If you admit something bad, unpleasant, or embarrassing, you agree, usually rather reluctantly, that it is true. You can admit that something is true, admit something, or admit to something.
1. I would be forced to admit that I had used Ewen Waite’s gun.
2. He admitted that the mounting cost was a matter of serious concern.
3. Boylan began to play. Rudolph had to admit he played well.
4. Again the manufacturers, employers and government were reluctant to admit the danger.
She was obviously in considerable pain, but she wouldn’t admit it. She admits to being difficult to live with.
If you confess something, you say that you have done something you should not have done. Usually you feel regret or embarrassment when you confess something. You can confess that you have done something, confess something, or confess to someone.
5. Finally, the boy confessed that he had been lying throughout.
6. The mother could not be persuaded to confess her previous error.
7. It turned out that he’d confessed to Castle that he hadn’t gone to the dentist.

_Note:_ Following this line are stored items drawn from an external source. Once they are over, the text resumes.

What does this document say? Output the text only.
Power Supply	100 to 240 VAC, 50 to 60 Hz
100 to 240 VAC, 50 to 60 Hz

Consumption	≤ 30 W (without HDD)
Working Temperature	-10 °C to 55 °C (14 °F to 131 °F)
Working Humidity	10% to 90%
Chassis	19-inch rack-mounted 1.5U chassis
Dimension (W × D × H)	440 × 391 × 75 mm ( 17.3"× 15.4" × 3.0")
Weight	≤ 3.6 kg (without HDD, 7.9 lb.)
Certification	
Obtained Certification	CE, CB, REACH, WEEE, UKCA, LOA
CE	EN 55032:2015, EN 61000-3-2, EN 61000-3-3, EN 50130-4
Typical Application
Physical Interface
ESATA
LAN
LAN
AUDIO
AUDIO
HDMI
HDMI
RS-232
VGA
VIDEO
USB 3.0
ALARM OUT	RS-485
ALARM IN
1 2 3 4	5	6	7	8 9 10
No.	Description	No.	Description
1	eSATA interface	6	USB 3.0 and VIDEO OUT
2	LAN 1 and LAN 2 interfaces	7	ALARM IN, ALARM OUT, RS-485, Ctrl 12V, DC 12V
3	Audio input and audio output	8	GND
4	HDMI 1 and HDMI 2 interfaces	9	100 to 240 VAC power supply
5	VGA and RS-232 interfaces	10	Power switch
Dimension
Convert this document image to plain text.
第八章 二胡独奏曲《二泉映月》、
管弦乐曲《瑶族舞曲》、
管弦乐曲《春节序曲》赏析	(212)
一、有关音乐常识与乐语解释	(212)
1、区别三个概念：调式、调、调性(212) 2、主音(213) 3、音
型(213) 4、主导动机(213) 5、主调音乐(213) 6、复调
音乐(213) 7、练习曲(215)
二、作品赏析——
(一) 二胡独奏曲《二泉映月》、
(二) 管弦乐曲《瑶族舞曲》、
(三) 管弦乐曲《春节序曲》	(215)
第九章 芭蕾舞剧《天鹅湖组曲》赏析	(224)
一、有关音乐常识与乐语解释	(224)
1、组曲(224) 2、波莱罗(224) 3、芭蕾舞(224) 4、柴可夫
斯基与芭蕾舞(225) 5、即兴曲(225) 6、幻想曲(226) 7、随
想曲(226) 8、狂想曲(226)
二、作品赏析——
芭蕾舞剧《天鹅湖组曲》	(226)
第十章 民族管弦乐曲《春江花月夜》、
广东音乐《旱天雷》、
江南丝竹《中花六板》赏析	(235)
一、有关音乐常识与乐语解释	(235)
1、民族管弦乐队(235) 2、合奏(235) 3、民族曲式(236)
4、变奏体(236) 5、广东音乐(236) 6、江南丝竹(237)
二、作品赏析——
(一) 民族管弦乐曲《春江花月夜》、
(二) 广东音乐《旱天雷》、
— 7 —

8. If someone confesses to something such as a crime, they say they did it.
9. Bianchi had confessed to five of the murders.

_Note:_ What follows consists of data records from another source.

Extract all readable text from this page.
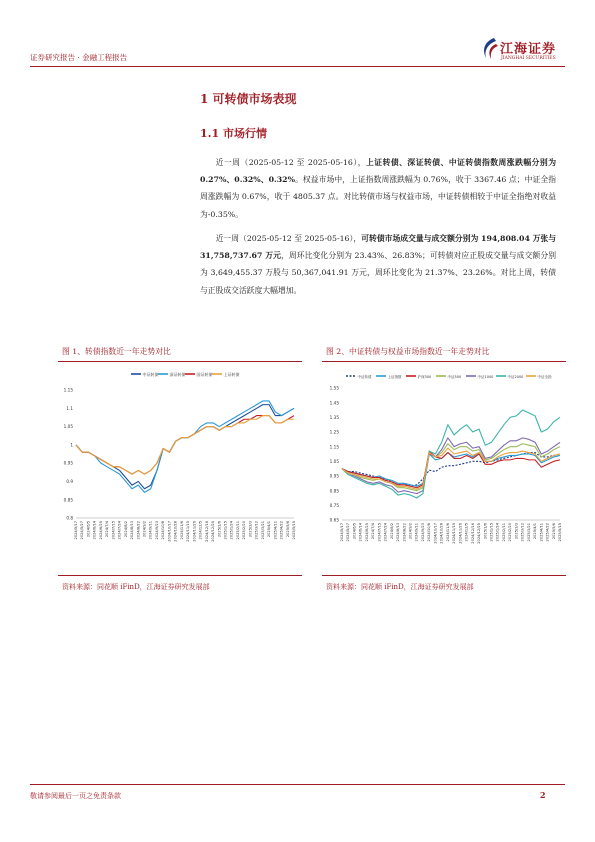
证券研究报告 · 金融工程报告
江海证券
JIANGHAI SECURITIES
1 可转债市场表现
1.1 市场行情
近一周（2025-05-12 至 2025-05-16），上证转债、深证转债、中证转债指数周涨跌幅分别为 0.27%、0.32%、0.32%。权益市场中，上证指数周涨跌幅为 0.76%，收于 3367.46 点；中证全指周涨跌幅为 0.67%，收于 4805.37 点。对比转债市场与权益市场，中证转债相较于中证全指绝对收益为-0.35%。
近一周（2025-05-12 至 2025-05-16），可转债市场成交量与成交额分别为 194,808.04 万张与 31,758,737.67 万元，周环比变化分别为 23.43%、26.83%；可转债对应正股成交量与成交额分别为 3,649,455.37 万股与 50,367,041.91 万元，周环比变化为 21.37%、23.26%。对比上周，转债与正股成交活跃度大幅增加。
图 1、转债指数近一年走势对比
中证转债	深证转债	国证转债	上证转债
0.8
0.85
0.9
0.95
1
1.05
1.1
1.15
2024/5/17 2024/5/27 2024/6/5 2024/6/14 2024/6/25 2024/7/4 2024/7/15 2024/7/24 2024/8/2 2024/8/13 2024/8/22 2024/9/2 2024/9/11 2024/9/23 2024/10/8 2024/10/17 2024/10/28 2024/11/6 2024/11/15 2024/11/26 2024/12/5 2024/12/16 2024/12/25 2025/1/6 2025/1/15 2025/1/24 2025/2/11 2025/2/20 2025/3/3 2025/3/12 2025/3/21 2025/4/1 2025/4/11 2025/4/22 2025/5/6 2025/5/15
资料来源：同花顺 iFinD，江海证券研究发展部
图 2、中证转债与权益市场指数近一年走势对比
中证转债	上证指数	沪深300	中证500	中证1000	中证2000	中证全指
0.65
0.75
0.85
0.95
1.05
1.15
1.25
1.35
1.45
1.55
2024/5/17 2024/5/27 2024/6/5 2024/6/14 2024/6/25 2024/7/4 2024/7/15 2024/7/24 2024/8/2 2024/8/13 2024/8/22 2024/9/2 2024/9/11 2024/9/23 2024/10/8 2024/10/17 2024/10/28 2024/11/6 2024/11/15 2024/11/26 2024/12/5 2024/12/16 2024/12/25 2025/1/6 2025/1/15 2025/1/24 2025/2/11 2025/2/20 2025/3/3 2025/3/12 2025/3/21 2025/4/1 2025/4/11 2025/4/22 2025/5/6 2025/5/15
资料来源：同花顺 iFinD，江海证券研究发展部
敬请参阅最后一页之免责条款	2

10. They confess to murders they haven’t committed.
11. Three days after Mr Profumo confessed and resigned, Stephen Ward was arrested.

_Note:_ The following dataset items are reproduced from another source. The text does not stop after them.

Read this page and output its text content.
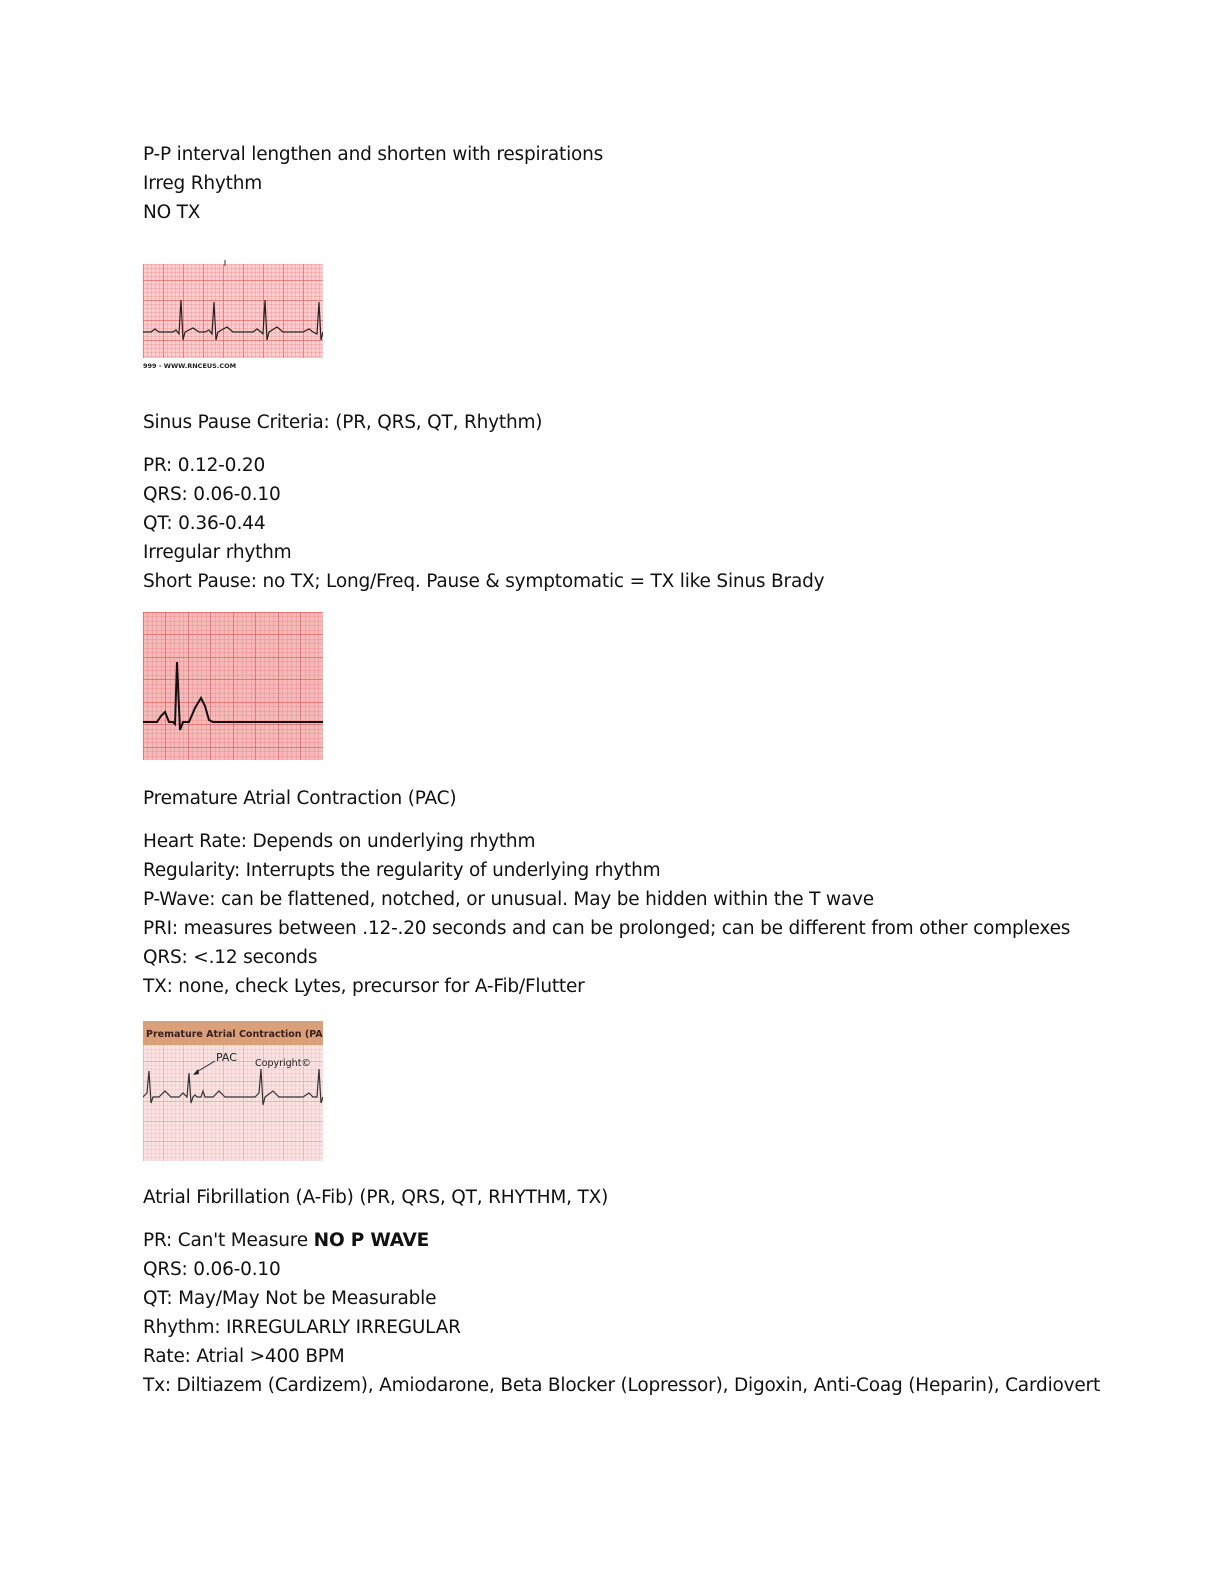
P-P interval lengthen and shorten with respirations
Irreg Rhythm
NO TX
999 - WWW.RNCEUS.COM
Sinus Pause Criteria: (PR, QRS, QT, Rhythm)
PR: 0.12-0.20
QRS: 0.06-0.10
QT: 0.36-0.44
Irregular rhythm
Short Pause: no TX; Long/Freq. Pause & symptomatic = TX like Sinus Brady
Premature Atrial Contraction (PAC)
Heart Rate: Depends on underlying rhythm
Regularity: Interrupts the regularity of underlying rhythm
P-Wave: can be flattened, notched, or unusual. May be hidden within the T wave
PRI: measures between .12-.20 seconds and can be prolonged; can be different from other complexes
QRS: <.12 seconds
TX: none, check Lytes, precursor for A-Fib/Flutter
Premature Atrial Contraction (PA
PAC Copyright©
Atrial Fibrillation (A-Fib) (PR, QRS, QT, RHYTHM, TX)
PR: Can't Measure NO P WAVE
QRS: 0.06-0.10
QT: May/May Not be Measurable
Rhythm: IRREGULARLY IRREGULAR
Rate: Atrial >400 BPM
Tx: Diltiazem (Cardizem), Amiodarone, Beta Blocker (Lopressor), Digoxin, Anti-Coag (Heparin), Cardiovert
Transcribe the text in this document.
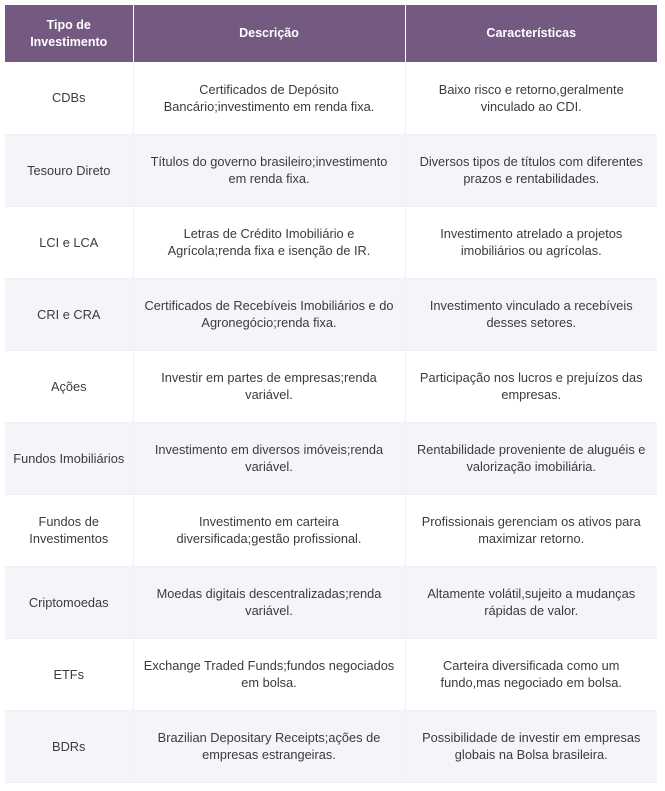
Tipo de Investimento	Descrição	Características
CDBs	Certificados de Depósito Bancário;investimento em renda fixa.	Baixo risco e retorno,geralmente vinculado ao CDI.
Tesouro Direto	Títulos do governo brasileiro;investimento em renda fixa.	Diversos tipos de títulos com diferentes prazos e rentabilidades.
LCI e LCA	Letras de Crédito Imobiliário e Agrícola;renda fixa e isenção de IR.	Investimento atrelado a projetos imobiliários ou agrícolas.
CRI e CRA	Certificados de Recebíveis Imobiliários e do Agronegócio;renda fixa.	Investimento vinculado a recebíveis desses setores.
Ações	Investir em partes de empresas;renda variável.	Participação nos lucros e prejuízos das empresas.
Fundos Imobiliários	Investimento em diversos imóveis;renda variável.	Rentabilidade proveniente de aluguéis e valorização imobiliária.
Fundos de Investimentos	Investimento em carteira diversificada;gestão profissional.	Profissionais gerenciam os ativos para maximizar retorno.
Criptomoedas	Moedas digitais descentralizadas;renda variável.	Altamente volátil,sujeito a mudanças rápidas de valor.
ETFs	Exchange Traded Funds;fundos negociados em bolsa.	Carteira diversificada como um fundo,mas negociado em bolsa.
BDRs	Brazilian Depositary Receipts;ações de empresas estrangeiras.	Possibilidade de investir em empresas globais na Bolsa brasileira.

You can also use both admit and confess in expressions like ‘I admit’, ‘I must admit’, ‘I confess’, and ‘I must confess’ when you mention a fact that embarrasses you slightly or that you think might upset the person you are speaking to.
12. Well, I’ll admit he seems harmless.
13. I have to admit that this has been only partially successful.
14. This is not a neat household, I confess.
15. I must confess that, to put it plainly, I find him a bore.